By IANS
Paris : France expressed strong support Monday for the ongoing meetings and the discussion process undertaken between Israeli Prime Minister Ehud Olmert and Palestinian Authority President Mahmoud Abbas.
The talks had been taking place at a sustained pace after the Annapolis conference last November, but they ran into difficulty because of Israels aggressive military campaign against Gaza, where scores of civilians and militants have died in air raids and ground assaults in the past several months.
Targeted extra-judicial assassinations in the West Bank, which is under the control of the Palestinian Authority, have also strained relations between Olmert and Abbas, who are due to resume talks on Sunday after Abbas called them off.
“We fully support the political process that the Israeli Prime Minister and the President of the Palestinian Authority have initiated with courage and determination since Annapolis,” Foreign Ministry spokeswoman Pascale Andreani said.
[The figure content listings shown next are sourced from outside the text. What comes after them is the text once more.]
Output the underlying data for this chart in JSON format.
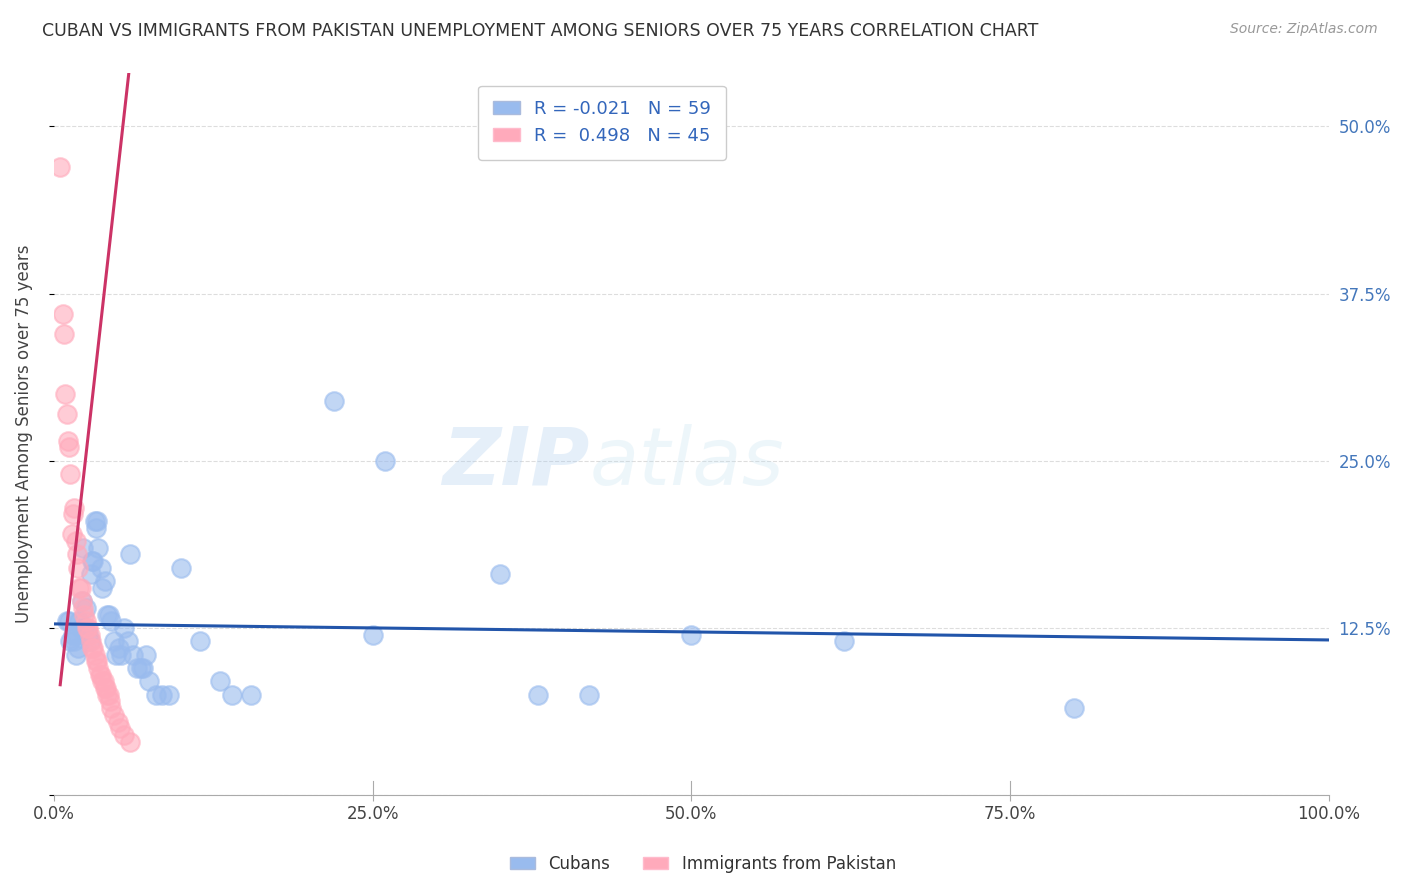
{
  "title": "CUBAN VS IMMIGRANTS FROM PAKISTAN UNEMPLOYMENT AMONG SENIORS OVER 75 YEARS CORRELATION CHART",
  "source": "Source: ZipAtlas.com",
  "ylabel": "Unemployment Among Seniors over 75 years",
  "xlabel": "",
  "legend_cubans": "Cubans",
  "legend_pakistan": "Immigrants from Pakistan",
  "cubans_R": -0.021,
  "cubans_N": 59,
  "pakistan_R": 0.498,
  "pakistan_N": 45,
  "blue_color": "#99BBEE",
  "pink_color": "#FFAABB",
  "blue_line_color": "#2255AA",
  "pink_line_color": "#CC3366",
  "blue_scatter": [
    [
      0.01,
      0.13
    ],
    [
      0.012,
      0.13
    ],
    [
      0.013,
      0.115
    ],
    [
      0.015,
      0.12
    ],
    [
      0.016,
      0.115
    ],
    [
      0.017,
      0.105
    ],
    [
      0.018,
      0.12
    ],
    [
      0.019,
      0.11
    ],
    [
      0.02,
      0.13
    ],
    [
      0.021,
      0.125
    ],
    [
      0.022,
      0.145
    ],
    [
      0.023,
      0.185
    ],
    [
      0.024,
      0.125
    ],
    [
      0.025,
      0.14
    ],
    [
      0.027,
      0.12
    ],
    [
      0.028,
      0.115
    ],
    [
      0.029,
      0.165
    ],
    [
      0.03,
      0.175
    ],
    [
      0.031,
      0.175
    ],
    [
      0.032,
      0.205
    ],
    [
      0.033,
      0.2
    ],
    [
      0.034,
      0.205
    ],
    [
      0.035,
      0.185
    ],
    [
      0.037,
      0.17
    ],
    [
      0.038,
      0.155
    ],
    [
      0.04,
      0.16
    ],
    [
      0.042,
      0.135
    ],
    [
      0.043,
      0.135
    ],
    [
      0.045,
      0.13
    ],
    [
      0.047,
      0.115
    ],
    [
      0.049,
      0.105
    ],
    [
      0.051,
      0.11
    ],
    [
      0.053,
      0.105
    ],
    [
      0.055,
      0.125
    ],
    [
      0.058,
      0.115
    ],
    [
      0.06,
      0.18
    ],
    [
      0.062,
      0.105
    ],
    [
      0.065,
      0.095
    ],
    [
      0.068,
      0.095
    ],
    [
      0.07,
      0.095
    ],
    [
      0.072,
      0.105
    ],
    [
      0.075,
      0.085
    ],
    [
      0.08,
      0.075
    ],
    [
      0.085,
      0.075
    ],
    [
      0.09,
      0.075
    ],
    [
      0.1,
      0.17
    ],
    [
      0.115,
      0.115
    ],
    [
      0.13,
      0.085
    ],
    [
      0.14,
      0.075
    ],
    [
      0.155,
      0.075
    ],
    [
      0.22,
      0.295
    ],
    [
      0.25,
      0.12
    ],
    [
      0.26,
      0.25
    ],
    [
      0.35,
      0.165
    ],
    [
      0.38,
      0.075
    ],
    [
      0.42,
      0.075
    ],
    [
      0.5,
      0.12
    ],
    [
      0.62,
      0.115
    ],
    [
      0.8,
      0.065
    ]
  ],
  "pakistan_scatter": [
    [
      0.005,
      0.47
    ],
    [
      0.007,
      0.36
    ],
    [
      0.008,
      0.345
    ],
    [
      0.009,
      0.3
    ],
    [
      0.01,
      0.285
    ],
    [
      0.011,
      0.265
    ],
    [
      0.012,
      0.26
    ],
    [
      0.013,
      0.24
    ],
    [
      0.014,
      0.195
    ],
    [
      0.015,
      0.21
    ],
    [
      0.016,
      0.215
    ],
    [
      0.017,
      0.19
    ],
    [
      0.018,
      0.18
    ],
    [
      0.019,
      0.17
    ],
    [
      0.02,
      0.155
    ],
    [
      0.021,
      0.155
    ],
    [
      0.022,
      0.145
    ],
    [
      0.023,
      0.14
    ],
    [
      0.024,
      0.135
    ],
    [
      0.025,
      0.13
    ],
    [
      0.026,
      0.125
    ],
    [
      0.027,
      0.125
    ],
    [
      0.028,
      0.12
    ],
    [
      0.029,
      0.115
    ],
    [
      0.03,
      0.11
    ],
    [
      0.031,
      0.11
    ],
    [
      0.032,
      0.105
    ],
    [
      0.033,
      0.1
    ],
    [
      0.034,
      0.1
    ],
    [
      0.035,
      0.095
    ],
    [
      0.036,
      0.09
    ],
    [
      0.037,
      0.09
    ],
    [
      0.038,
      0.085
    ],
    [
      0.039,
      0.085
    ],
    [
      0.04,
      0.08
    ],
    [
      0.041,
      0.08
    ],
    [
      0.042,
      0.075
    ],
    [
      0.043,
      0.075
    ],
    [
      0.044,
      0.07
    ],
    [
      0.045,
      0.065
    ],
    [
      0.047,
      0.06
    ],
    [
      0.05,
      0.055
    ],
    [
      0.052,
      0.05
    ],
    [
      0.055,
      0.045
    ],
    [
      0.06,
      0.04
    ]
  ],
  "xlim": [
    0.0,
    1.0
  ],
  "ylim": [
    0.0,
    0.54
  ],
  "xticks": [
    0.0,
    0.25,
    0.5,
    0.75,
    1.0
  ],
  "yticks": [
    0.0,
    0.125,
    0.25,
    0.375,
    0.5
  ],
  "xticklabels": [
    "0.0%",
    "25.0%",
    "50.0%",
    "75.0%",
    "100.0%"
  ],
  "yticklabels_right": [
    "",
    "12.5%",
    "25.0%",
    "37.5%",
    "50.0%"
  ],
  "watermark_zip": "ZIP",
  "watermark_atlas": "atlas",
  "background_color": "#FFFFFF",
  "grid_color": "#DDDDDD",
  "blue_trend_slope": -0.012,
  "blue_trend_intercept": 0.128,
  "pink_trend_slope": 8.5,
  "pink_trend_intercept": 0.04
}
“Israelis and Palestinians must arrive at an historic, necessary and difficult compromise,” the official remarked.
She also said that France “encouraged the resolute pursuit of negotiations and a move forward with a view to a final settlement before the end of 2008.” “That must come, firstly, through concrete advances on the ground,” the spokeswoman added.
France has particularly called on Israel to halt illegal assassinations, to stop settlement expansion in the West Bank and Jerusalem, and to help the Palestinian moderates by lifting blockades and allowing the Palestinian economy to develop.